Key insight: Because DEBUG_MODE is commented out in docker-compose.yml, the .env file takes control. This prevents accidental commits of debug configurations.

Key Considerations

Why separate modes?
– uvicorn’s reload creates multiple processes that conflict with debugpy port binding
– Production builds should never include debug flags or dependencies

Path mapping complexity:
– Shared libraries need multiple mappings (mounted volume + installed package paths)
– Python imports resolve to venv site-packages, not mounted volumes

Environment override:
– Use .env file for quick mode switching during development
– Pydantic settings with extra="ignore" prevents validation errors

Production Safety

Why This Solution Works

Addressing Each Original Problem

Problem 1 (Address Already in Use): ✅ Solved
– Debugpy only initializes in debug mode, never conflicts with reload processes
– Clean separation means no race conditions or port binding issues

Problem 2 (Production Safety): ✅ Solved
– Dockerfile remains completely clean – no debug flags or conditional logic
– Debug dependencies and code only active when explicitly enabled via environment
– Production deployments never see debug-related code paths

Problem 3 (Path Mapping): ✅ Solved
– Simple two-mapping solution works reliably across services
– Root-level launch.json eliminates workspace confusion
– Volume mounts handle package resolution automatically

Problem 4 (Configuration Switching): ✅ Solved
.env file override enables instant mode switching
– No more editing docker-compose.yml or committing debug configurations
– Environment variable priority properly managed

The Developer Experience

Daily workflow:

# Morning: Start with hot reload for rapid development
docker compose up api-service

# Need to debug a tricky issue? 
echo "DEBUG_MODE=debug" > .env && docker compose up api-service
# Attach VS Code debugger, set breakpoints, investigate

# Back to rapid development
echo "DEBUG_MODE=reload" > .env && docker compose up api-service

Production deployment: Zero changes needed.
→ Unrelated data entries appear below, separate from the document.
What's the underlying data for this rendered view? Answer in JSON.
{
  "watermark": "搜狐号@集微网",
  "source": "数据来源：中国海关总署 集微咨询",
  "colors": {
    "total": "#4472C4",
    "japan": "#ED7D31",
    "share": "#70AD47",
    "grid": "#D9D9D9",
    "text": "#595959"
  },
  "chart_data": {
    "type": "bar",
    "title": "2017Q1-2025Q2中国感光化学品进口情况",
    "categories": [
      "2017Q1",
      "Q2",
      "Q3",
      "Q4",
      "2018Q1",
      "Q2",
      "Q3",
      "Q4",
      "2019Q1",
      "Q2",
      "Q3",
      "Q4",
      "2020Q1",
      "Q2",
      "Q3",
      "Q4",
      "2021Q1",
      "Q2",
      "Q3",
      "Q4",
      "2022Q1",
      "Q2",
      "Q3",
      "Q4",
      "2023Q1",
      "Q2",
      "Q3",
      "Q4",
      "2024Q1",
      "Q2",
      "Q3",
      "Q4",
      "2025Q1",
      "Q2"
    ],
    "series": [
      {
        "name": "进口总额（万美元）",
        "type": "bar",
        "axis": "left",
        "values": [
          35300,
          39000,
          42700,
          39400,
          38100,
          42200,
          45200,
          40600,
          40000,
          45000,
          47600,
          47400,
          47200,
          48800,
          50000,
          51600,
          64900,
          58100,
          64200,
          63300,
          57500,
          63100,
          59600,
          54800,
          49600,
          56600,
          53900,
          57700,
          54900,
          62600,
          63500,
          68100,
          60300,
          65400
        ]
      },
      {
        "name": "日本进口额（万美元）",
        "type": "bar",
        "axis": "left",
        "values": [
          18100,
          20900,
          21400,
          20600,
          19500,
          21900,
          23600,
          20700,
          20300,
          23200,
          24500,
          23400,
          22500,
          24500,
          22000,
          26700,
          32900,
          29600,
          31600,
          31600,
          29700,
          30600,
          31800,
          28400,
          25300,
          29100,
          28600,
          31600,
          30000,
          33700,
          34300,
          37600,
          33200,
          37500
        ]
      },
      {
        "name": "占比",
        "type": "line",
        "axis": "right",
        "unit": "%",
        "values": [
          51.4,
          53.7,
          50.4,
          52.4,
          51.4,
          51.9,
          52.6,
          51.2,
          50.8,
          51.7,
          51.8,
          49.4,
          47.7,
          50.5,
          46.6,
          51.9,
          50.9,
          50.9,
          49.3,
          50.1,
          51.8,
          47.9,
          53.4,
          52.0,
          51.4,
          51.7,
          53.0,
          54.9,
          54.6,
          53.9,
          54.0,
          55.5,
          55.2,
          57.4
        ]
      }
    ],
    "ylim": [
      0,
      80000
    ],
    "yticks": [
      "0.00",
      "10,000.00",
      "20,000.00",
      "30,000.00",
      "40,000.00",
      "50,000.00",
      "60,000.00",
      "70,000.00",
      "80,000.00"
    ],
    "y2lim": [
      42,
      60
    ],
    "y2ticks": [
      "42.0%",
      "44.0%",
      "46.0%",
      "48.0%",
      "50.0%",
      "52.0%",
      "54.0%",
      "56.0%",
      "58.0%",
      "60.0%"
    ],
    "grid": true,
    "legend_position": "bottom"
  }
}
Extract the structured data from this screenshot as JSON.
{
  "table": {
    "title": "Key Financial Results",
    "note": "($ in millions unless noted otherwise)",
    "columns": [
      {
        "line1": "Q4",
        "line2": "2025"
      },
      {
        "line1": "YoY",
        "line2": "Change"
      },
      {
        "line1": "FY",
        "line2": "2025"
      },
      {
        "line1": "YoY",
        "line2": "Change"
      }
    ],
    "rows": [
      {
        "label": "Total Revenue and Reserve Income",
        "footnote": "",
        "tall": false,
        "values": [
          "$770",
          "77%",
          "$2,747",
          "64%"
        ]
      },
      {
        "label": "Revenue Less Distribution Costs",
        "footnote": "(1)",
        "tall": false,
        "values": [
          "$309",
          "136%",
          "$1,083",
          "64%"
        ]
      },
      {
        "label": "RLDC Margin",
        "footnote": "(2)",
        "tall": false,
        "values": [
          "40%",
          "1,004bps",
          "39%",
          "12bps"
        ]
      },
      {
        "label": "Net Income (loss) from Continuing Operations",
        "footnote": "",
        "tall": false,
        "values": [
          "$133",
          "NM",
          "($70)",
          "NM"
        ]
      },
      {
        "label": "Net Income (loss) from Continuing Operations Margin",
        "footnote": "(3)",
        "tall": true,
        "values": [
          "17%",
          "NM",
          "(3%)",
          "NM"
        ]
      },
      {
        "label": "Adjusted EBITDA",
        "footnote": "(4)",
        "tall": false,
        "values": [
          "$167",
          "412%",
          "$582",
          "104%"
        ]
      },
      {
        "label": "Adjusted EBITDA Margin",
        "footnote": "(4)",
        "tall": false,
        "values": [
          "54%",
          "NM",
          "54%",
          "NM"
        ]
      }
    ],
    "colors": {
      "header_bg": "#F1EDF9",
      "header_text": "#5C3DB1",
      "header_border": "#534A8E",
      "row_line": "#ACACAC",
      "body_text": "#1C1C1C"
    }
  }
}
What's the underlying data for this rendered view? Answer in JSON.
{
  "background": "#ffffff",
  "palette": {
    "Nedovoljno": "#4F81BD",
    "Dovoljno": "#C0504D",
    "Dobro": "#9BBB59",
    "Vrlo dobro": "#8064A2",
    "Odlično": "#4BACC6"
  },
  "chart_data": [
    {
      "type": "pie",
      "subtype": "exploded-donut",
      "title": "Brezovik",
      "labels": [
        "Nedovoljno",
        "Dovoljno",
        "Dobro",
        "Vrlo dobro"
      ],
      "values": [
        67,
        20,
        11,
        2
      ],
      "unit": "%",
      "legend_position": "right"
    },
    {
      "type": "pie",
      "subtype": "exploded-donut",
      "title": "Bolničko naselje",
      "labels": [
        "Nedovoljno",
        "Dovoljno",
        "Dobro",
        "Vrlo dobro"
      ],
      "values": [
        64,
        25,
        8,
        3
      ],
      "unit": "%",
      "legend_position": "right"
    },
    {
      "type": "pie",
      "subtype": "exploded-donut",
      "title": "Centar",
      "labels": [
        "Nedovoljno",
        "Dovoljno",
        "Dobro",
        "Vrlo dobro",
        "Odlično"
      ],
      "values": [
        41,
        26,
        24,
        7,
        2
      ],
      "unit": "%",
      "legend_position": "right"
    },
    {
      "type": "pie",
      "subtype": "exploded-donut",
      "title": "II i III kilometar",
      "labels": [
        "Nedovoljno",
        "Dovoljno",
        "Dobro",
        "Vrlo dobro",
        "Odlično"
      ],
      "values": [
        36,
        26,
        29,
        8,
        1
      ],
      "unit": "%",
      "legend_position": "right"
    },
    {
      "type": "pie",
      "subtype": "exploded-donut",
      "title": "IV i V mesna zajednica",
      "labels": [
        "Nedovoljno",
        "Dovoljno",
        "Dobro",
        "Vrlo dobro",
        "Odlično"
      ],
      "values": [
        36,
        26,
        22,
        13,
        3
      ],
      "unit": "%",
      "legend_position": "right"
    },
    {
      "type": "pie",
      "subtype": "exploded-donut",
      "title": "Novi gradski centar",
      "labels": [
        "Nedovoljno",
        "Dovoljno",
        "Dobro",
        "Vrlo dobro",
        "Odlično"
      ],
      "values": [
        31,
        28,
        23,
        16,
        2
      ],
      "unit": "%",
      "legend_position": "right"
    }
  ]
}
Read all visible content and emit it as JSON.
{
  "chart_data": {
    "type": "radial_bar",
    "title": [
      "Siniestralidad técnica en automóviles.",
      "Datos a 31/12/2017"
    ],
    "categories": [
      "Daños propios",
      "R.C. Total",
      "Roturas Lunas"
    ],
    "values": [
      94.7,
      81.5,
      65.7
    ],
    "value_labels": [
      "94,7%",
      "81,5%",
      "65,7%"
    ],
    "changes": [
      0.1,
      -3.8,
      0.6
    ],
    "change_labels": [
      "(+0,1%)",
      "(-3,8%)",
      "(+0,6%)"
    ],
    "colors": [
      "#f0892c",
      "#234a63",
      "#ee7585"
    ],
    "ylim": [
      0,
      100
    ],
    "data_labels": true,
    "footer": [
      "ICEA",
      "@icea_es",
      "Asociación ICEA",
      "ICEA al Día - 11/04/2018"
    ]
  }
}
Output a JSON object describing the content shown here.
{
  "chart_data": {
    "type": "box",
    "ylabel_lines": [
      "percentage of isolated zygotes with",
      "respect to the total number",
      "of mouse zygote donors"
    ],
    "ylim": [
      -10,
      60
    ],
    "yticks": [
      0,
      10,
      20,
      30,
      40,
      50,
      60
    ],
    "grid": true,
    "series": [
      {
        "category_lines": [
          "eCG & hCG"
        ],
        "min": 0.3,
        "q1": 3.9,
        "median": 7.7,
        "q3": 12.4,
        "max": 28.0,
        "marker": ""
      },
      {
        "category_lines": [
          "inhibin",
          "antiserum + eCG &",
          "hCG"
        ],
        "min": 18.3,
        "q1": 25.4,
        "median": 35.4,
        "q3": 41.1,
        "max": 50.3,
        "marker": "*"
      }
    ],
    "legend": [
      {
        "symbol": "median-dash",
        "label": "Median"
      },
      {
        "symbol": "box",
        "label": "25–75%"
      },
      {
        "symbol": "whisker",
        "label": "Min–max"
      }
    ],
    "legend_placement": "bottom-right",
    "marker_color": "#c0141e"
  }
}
The production Dockerfile and environment naturally exclude all debug behavior.

Key Insights for Multi-Service Projects

  1. Accept the fundamental conflict: Don’t fight uvicorn reload + debugpy – separate them
  2. Environment variable precedence matters: Docker Compose overrides .env, plan accordingly
  3. Path mapping simplicity wins: Complex site-packages mappings often fail, volume mounts work reliably
  4. Production safety by design: Make debug behavior opt-in, never default

This approach scales to complex monorepos with multiple services, shared libraries, and varying debugging needs while maintaining production safety.